Generating Counterfactual Patient Timelines from Real-World Data

arXiv cs.LG / 4/6/2026

💬 OpinionSignals & Early TrendsIdeas & Deep AnalysisModels & Research

共有:

Key Points

The paper proposes an autoregressive self-supervised generative model that learns from large-scale real-world patient timeline data to produce clinically plausible counterfactual trajectories.
Training on data from over 300,000 patients and 400 million timeline entries enables simulations under alternative clinical scenarios, aiming to support personalized medicine and in silico trials.
In a COVID-19 validation study, the model simulated 7-day outcomes by modifying patient age, CRP, and serum creatinine, yielding mortality changes consistent with clinical expectations.
The simulations also reproduced medication-response patterns, with remdesivir prescriptions increasing for higher CRP and decreasing for impaired kidney function.
The authors conclude that such generative models can serve as a foundation for counterfactual clinical simulation, despite ongoing methodological challenges in the area.

Abstract

Counterfactual simulation - exploring hypothetical consequences under alternative clinical scenarios - holds promise for transformative applications such as personalized medicine and in silico trials.

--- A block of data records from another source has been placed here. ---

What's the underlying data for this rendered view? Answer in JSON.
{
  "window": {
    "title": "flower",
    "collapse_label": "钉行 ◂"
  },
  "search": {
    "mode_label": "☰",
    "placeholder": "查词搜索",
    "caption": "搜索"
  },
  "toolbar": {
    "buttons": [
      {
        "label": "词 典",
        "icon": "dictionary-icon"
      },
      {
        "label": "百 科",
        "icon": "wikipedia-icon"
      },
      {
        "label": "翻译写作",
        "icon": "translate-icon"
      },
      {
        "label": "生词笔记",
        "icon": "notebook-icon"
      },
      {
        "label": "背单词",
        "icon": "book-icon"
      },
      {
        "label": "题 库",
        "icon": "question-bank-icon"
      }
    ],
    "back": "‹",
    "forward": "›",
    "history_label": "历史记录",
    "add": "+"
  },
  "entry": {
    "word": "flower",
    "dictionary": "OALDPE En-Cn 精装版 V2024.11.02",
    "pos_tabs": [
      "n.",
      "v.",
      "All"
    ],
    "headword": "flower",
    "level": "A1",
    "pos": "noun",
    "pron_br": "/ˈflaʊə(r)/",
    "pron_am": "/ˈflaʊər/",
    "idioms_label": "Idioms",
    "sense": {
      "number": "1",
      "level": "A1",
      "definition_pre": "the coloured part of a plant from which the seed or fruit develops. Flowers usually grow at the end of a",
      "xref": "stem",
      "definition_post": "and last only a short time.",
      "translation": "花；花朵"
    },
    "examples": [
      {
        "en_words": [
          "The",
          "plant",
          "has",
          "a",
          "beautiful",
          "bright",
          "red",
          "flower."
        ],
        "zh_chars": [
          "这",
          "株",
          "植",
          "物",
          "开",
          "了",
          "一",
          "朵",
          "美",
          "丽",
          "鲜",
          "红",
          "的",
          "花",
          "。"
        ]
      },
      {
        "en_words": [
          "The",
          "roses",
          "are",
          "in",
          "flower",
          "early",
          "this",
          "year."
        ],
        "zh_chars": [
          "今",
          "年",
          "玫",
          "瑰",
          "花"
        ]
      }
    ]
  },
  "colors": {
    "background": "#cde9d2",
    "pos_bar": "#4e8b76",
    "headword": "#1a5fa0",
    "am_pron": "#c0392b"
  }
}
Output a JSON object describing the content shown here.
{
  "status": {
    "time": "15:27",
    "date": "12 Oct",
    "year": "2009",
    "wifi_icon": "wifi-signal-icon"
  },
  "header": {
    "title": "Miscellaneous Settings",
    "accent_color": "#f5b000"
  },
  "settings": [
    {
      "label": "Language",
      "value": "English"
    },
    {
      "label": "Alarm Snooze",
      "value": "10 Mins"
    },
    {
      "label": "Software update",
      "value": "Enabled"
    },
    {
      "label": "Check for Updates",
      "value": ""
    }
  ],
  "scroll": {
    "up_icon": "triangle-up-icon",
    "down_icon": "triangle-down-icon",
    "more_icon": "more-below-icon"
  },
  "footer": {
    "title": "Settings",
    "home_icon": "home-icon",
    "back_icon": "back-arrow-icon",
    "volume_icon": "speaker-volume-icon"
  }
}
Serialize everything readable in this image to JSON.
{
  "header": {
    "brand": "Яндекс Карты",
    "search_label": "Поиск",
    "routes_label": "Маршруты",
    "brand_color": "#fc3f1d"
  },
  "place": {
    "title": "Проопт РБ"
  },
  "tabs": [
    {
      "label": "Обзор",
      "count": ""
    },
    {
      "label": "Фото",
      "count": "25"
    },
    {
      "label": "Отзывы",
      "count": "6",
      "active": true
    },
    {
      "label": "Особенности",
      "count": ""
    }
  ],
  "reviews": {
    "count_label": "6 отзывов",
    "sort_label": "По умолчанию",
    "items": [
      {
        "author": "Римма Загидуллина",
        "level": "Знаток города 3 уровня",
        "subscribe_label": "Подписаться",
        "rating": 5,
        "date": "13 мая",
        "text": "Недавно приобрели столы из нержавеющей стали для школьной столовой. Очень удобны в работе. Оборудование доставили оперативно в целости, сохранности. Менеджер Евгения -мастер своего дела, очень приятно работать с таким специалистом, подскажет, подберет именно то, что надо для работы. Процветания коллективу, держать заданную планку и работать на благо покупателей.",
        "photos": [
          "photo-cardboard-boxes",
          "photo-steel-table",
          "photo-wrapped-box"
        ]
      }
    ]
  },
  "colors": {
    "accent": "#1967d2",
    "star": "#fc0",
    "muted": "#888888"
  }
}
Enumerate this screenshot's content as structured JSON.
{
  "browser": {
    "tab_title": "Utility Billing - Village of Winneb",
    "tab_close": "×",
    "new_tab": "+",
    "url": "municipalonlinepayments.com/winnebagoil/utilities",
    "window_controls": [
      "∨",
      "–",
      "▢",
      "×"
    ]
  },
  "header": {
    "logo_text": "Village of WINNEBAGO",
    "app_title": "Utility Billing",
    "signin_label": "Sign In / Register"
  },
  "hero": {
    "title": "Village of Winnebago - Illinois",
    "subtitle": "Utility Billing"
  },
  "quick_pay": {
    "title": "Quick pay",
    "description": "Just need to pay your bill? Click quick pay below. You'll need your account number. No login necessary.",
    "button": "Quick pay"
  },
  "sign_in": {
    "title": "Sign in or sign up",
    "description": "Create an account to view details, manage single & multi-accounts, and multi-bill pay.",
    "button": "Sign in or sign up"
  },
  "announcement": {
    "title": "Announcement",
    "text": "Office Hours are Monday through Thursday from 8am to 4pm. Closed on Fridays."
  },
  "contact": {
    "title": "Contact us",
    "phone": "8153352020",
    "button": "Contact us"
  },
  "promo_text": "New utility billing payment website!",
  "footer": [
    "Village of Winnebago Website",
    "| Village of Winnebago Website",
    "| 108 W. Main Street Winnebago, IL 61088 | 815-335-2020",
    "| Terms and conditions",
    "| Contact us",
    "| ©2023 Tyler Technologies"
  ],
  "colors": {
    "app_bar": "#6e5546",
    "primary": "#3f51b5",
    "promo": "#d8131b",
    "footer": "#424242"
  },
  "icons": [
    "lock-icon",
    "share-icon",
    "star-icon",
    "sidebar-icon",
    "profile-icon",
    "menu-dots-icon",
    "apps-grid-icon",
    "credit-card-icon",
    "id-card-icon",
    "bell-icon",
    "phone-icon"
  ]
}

However, it remains challenging due to methodological limitations. Here, we show that an autoregressive generative model trained on real-world data from over 300,000 patients and 400 million patient timeline entries can generate clinically plausible counterfactual trajectories. As a validation task, we applied the model to patients hospitalized with COVID-19 in 2023, modifying age, serum C-reactive protein (CRP), and serum creatinine to simulate 7-day outcomes. Increased in-hospital mortality was observed in counterfactual simulations with older age, elevated CRP, and elevated serum creatinine. Remdesivir prescriptions increased in simulations with higher CRP values and decreased in those with impaired kidney function. These counterfactual trajectories reproduced known clinical patterns. These findings suggest that autoregressive generative models trained on real-world data in a self-supervised manner can establish a foundation for counterfactual clinical simulation.